Christian Life School Of Theology is a non-profit private institution, located in Columbus, Muscogee County, GA. Total enrollment is approximately 50. The program lasts for less than one year. Popular programs include Religion/Religious Studies.

“In some areas such as the United States, the Doctor of Divinity is not an earned academic degree and instead is an honorary title. When a person has contributed significantly to their (sic) community through religious leadership, his church or an academic facility affiliated with his church may determine that the individual is eligible to receive the degree.” Source

Compare that with the typical Doctor of Theology program offered at Harvard Divinity School. Completion takes between 5–7 years. MDiv or equivalent pre-requisite. Source

Sample core requirements (see HDS Handbook for Students for full degree requirements)

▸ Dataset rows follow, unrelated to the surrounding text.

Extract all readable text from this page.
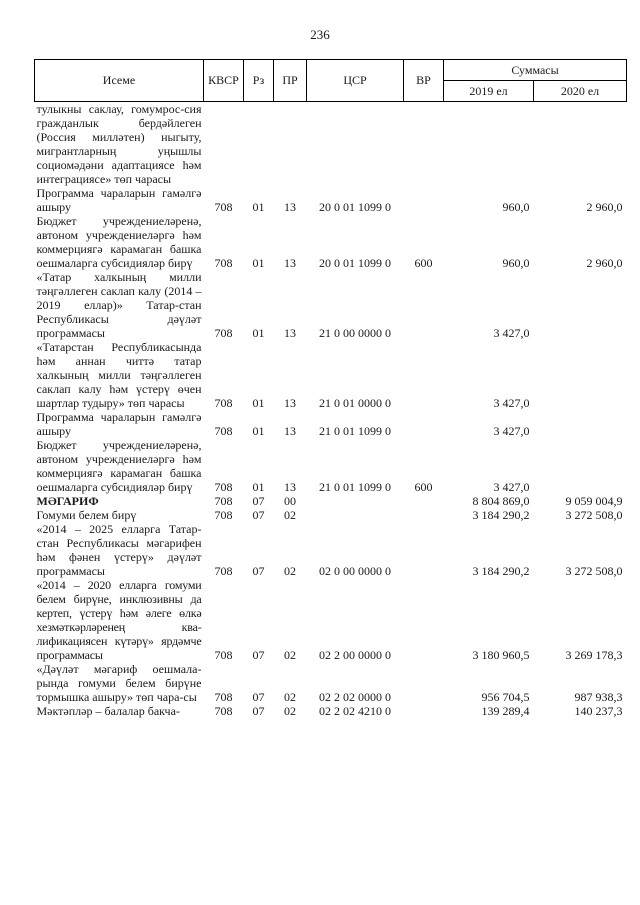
236
Исеме	КВСР	Рз	ПР	ЦСР	ВР	Суммасы	
						2019 ел	2020 ел
тулыкны саклау, гомумрос-сия гражданлык бердәйлеген (Россия милләтен) ныгыту, мигрантларның уңышлы социомәдәни адаптациясе һәм интеграциясе» төп чарасы							
Программа чараларын гамәлгә ашыру	708	01	13	20 0 01 1099 0		960,0	2 960,0
Бюджет учреждениеләренә, автоном учреждениеләргә һәм коммерциягә карамаган башка оешмаларга субсидияләр бирү	708	01	13	20 0 01 1099 0	600	960,0	2 960,0
«Татар халкының милли тәңгәллеген саклап калу (2014 – 2019 еллар)» Татар-стан Республикасы дәүләт программасы	708	01	13	21 0 00 0000 0		3 427,0	
«Татарстан Республикасында һәм аннан читтә татар халкының милли тәңгәллеген саклап калу һәм үстерү өчен шартлар тудыру» төп чарасы	708	01	13	21 0 01 0000 0		3 427,0	
Программа чараларын гамәлгә ашыру	708	01	13	21 0 01 1099 0		3 427,0	
Бюджет учреждениеләренә, автоном учреждениеләргә һәм коммерциягә карамаган башка оешмаларга субсидияләр бирү	708	01	13	21 0 01 1099 0	600	3 427,0	
МӘГАРИФ	708	07	00			8 804 869,0	9 059 004,9
Гомуми белем бирү	708	07	02			3 184 290,2	3 272 508,0
«2014 – 2025 елларга Татар-стан Республикасы мәгарифен һәм фәнен үстерү» дәүләт программасы	708	07	02	02 0 00 0000 0		3 184 290,2	3 272 508,0
«2014 – 2020 елларга гомуми белем бирүне, инклюзивны да кертеп, үстерү һәм әлеге өлкә хезмәткәрләренең ква-лификациясен күтәрү» ярдәмче программасы	708	07	02	02 2 00 0000 0		3 180 960,5	3 269 178,3
«Дәүләт мәгариф оешмала-рында гомуми белем бирүне тормышка ашыру» төп чара-сы	708	07	02	02 2 02 0000 0		956 704,5	987 938,3
Мәктәпләр – балалар бакча-	708	07	02	02 2 02 4210 0		139 289,4	140 237,3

16 courses, 6 of which are in the student’s chosen area of study

24 courses, field education, and senior seminar

8 courses, 4 of which are in the student’s chosen area of study

2 years of coursework in chosen field, general examinations, dissertation and defense

Language requirement to be completed while at HDS

Harvard Div. School is accreditied at The Association of Theological Schools

Christian LIfe School of Theology is not. LIst of accredited schools

josie's avatar

Why do anything but say Thank You?

bookish1's avatar

You received a prosthetic that was trying to proselytize?

diavolobella's avatar

@fundevogel Jeepers! Did you see how much that thing is selling for on Amazon? I’d say thank you and sell it. LOL

fundevogel's avatar

Thanks guys, clearly I was making this way more complicated than it needed to. Simple thank you it is!

@diavolobella Jesum lord mercy! I did not notice that. Though that’s the price they’re asking for, doesn’t mean anyone’s paying it ;)

Edit: Apparently you can get the revised version (containing: ‘the up to date information proving that there is “Absolutely No Truth To Global Warming!”’) for just 12.99

mattbrowne's avatar

Yes, say thank you. Next year send her a gift as well, for example an article with the Pope endorsing evolution with all the official seals and religious symbols on it. Even grandmothers are able to have new insights. Don’t write her off.

fundevogel's avatar

@mattbrowne It’s been awhile since she’s approved of a pope. They’re to liberal for her.

I gave up on her when she gleefully told me a story of a pregnant woman demanding a cross being removed from her hospital room so her baby wouldn’t see it only to have the baby born blind and another of a communist soldier that dared to dance in church getting run over by a train and losing his legs. Way too much schadenfreude there on top of some seriously stomach turning bigotry.

mattbrowne's avatar

@fundevogel – Very conservative Catholics feel obliged to obey the Pope. Is she a closet liberal after all?

fundevogel's avatar

@mattbrowne Definitely not. I think what it is is that she reads the Bible herself and takes it very seriously. She’s done it many times over in her life. And while anyone that reads the Bible and takes it that seriously has to do a bit of cherry-picking to gloss over contradictions she is far more tolerant of the most draconian elements than most. So when she sees others soften what she regards as gospel she doesn’t respect that. She knows that the position of the Catholic church and the Pope changes but she doesn’t buy that God or the religion does. To her religion comes from God, not people so she has a certain amount of contempt for those she perceives as trying to change her religion.

analystguy38's avatar

Do what I do; Scream in pain and throw the gift to the ground and stomp on it until its broken, then turn to the gifter and say thank you.